# Show me your dog box.



## Harley_quinn (Jan 28, 2013)

Hey guys, 
Harley doesn't use her dig box. On the hedgehog happening page, there was a discussion about everyone's dig box. Can you post pictures of your dig box so I can see what I didn't get right hehe. She loves digging, that's why I made one, but she doesn't like it


----------



## alexvdl (Dec 19, 2012)

You can't tell me what to do!

But I digress. So what we did was take a large tissue box, cut it about an inch and a half of the sides, and then cover the cardboard edges with painter's tape to make sure there were no sharp edges.

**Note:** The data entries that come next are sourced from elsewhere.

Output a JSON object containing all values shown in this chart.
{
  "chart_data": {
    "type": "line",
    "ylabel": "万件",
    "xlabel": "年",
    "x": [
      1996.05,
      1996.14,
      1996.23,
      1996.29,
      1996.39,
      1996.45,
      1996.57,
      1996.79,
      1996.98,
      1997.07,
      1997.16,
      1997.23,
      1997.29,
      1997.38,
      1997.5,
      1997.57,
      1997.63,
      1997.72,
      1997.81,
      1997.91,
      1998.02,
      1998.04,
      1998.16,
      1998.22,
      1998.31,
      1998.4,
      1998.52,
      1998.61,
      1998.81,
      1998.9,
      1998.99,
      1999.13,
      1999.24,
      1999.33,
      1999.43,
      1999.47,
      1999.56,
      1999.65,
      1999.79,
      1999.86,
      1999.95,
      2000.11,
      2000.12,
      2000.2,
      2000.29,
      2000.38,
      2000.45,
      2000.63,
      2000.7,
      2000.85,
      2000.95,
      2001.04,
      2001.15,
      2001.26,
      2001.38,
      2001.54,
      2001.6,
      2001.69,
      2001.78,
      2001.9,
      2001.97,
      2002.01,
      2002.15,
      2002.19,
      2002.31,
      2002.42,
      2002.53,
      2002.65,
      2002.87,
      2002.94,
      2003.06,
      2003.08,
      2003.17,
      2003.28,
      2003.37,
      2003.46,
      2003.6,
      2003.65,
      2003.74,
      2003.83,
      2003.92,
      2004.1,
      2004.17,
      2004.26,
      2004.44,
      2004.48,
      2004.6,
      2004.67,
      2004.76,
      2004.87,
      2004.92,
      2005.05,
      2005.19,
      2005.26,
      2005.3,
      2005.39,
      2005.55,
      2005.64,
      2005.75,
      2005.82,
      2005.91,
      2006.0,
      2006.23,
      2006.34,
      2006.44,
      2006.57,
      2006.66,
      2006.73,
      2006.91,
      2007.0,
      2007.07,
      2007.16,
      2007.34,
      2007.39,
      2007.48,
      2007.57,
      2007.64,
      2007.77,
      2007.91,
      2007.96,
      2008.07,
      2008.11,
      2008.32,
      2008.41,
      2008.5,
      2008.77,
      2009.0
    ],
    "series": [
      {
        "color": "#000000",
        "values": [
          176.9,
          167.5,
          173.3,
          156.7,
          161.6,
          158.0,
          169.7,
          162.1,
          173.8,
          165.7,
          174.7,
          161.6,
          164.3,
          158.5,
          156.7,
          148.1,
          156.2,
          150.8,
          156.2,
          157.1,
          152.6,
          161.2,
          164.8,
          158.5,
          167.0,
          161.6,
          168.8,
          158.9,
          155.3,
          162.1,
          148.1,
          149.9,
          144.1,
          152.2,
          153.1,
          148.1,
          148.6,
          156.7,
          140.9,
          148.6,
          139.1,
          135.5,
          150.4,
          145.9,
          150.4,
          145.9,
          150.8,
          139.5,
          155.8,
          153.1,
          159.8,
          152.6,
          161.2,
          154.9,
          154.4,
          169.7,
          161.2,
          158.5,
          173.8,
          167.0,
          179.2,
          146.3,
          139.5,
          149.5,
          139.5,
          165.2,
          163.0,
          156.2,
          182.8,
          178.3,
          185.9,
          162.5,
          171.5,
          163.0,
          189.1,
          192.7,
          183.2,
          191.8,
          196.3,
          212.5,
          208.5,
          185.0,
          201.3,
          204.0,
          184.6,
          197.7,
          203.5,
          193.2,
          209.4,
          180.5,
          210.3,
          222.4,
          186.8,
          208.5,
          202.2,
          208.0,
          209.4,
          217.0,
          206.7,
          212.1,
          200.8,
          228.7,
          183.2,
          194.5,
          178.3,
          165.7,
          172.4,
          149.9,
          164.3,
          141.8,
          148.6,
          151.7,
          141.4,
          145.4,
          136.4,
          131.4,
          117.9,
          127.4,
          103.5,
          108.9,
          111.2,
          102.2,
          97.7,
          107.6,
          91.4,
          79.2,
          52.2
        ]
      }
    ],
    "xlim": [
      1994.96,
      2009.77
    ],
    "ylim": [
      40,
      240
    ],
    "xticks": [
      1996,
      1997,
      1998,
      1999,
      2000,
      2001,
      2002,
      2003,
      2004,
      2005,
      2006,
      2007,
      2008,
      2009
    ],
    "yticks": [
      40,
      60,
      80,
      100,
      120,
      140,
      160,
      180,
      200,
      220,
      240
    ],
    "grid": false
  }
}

Then we filled it with some oatmeal and some frosted aquarium pebbles. We can hide apples, mealworms, or other treats in there and he loves sniffling around searching for them.










And here he is doing his digging.


----------



## JulieAnne (Sep 3, 2012)

I'm looking to make a dig box too. I've read that some people use the larger, smooth aquarium rocks. Would love to see some more pictures of y'alls boxes too!


----------



## momIImany (Oct 14, 2012)

My digbox is a 8" terra cotta plant saucer that I filled with Dk. blue glass marbles and Lt. blue flat marbles. Each night I put about 4-5 mealies in it and she goes around and finds them to eat. 

I also have a ferret's ball pen with the ferret balls and fleece strips. I made the openings larger (just used a scissor) on 3 sides of the square pen. she loves to go in there and play with both the balls and the fleece. She will drag them out too.


----------